The real challenge is to redefine value
While in the coming years the money question is likely to assume central importance in the emerging anti-capitalist movement, we should also be extremely careful not to fall into the messiah syndrome that sometimes characterizes recent “converts” to the cause. Upon first realizing that money is created by private banks, and that interest-bearing debt continuously feeds the need for economic expansion at the heart of the capitalist system, many people have a eureka moment — I’ve figured it out! Money is the root of all evil! Let’s create an alternative currency and change the world! — that temporarily blinds them to the other fundamental contradictions of the system (a theme taken on by David Harvey in his forthcoming book). It cannot be emphasized enough that money is just an element (a core element to be sure, but just an element) in a process of valuation and a mode of production and accumulation that is extremely complex and that cannot simply be reduced to its constituent parts. For one, a crucial challenge — one that forever lurks behind money’s superficial forms — is the one raised by Max Haiven in his presentation and his new book, Crises of Imagination, Crises of Power: we now need to start collectively re-imagining and materially re-defining not only what value actually is, but also what it is that we value.

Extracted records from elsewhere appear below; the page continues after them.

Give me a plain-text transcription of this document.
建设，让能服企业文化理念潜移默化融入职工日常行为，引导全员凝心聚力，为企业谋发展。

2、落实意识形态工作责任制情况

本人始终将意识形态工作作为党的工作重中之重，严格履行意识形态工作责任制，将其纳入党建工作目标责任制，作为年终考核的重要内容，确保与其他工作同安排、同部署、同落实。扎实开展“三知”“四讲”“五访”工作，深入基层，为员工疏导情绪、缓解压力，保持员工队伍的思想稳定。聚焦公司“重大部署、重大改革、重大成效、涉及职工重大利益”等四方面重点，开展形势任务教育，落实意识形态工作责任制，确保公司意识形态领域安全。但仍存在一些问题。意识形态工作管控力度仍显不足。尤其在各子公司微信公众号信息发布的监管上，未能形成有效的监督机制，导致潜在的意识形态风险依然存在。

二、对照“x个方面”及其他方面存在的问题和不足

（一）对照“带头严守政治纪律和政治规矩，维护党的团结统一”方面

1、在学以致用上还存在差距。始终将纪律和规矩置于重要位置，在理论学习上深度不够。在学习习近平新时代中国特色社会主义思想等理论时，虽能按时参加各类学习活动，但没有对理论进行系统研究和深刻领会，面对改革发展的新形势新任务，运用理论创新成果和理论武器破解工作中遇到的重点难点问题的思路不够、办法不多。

Here, at last, we reach the terrain of politics: How can we arrive at common decisions on what is to be valued? Do we value personal bonds or do we value anonymity? Do we value community or do we value individuality? Is there a way to bridge these apparent opposites or dissolve their inherent contradictions, or will they forever be in conflict? What do we value about ourselves? What do we value about others? What do we value in nature, in work, in leisure? And how can we embed these values — both moral and economic — in the very money-form? Ultimately, if we are talking about creating a radically different society, the question of value will have to somehow be detached from money. Exchange value is one thing; use value, as Marx pointed out, is quite another (not even mentioning the cultural, aesthetic and ecological importance of non-use value). Would it be possible to organize society on the basis of use (and non-use) value, rather than exchange values? What would such a society look like? How do we get there? Would we even be able to trust in each other’s good intentions and our sense of common purpose as we squabble and fight over the possible answers?”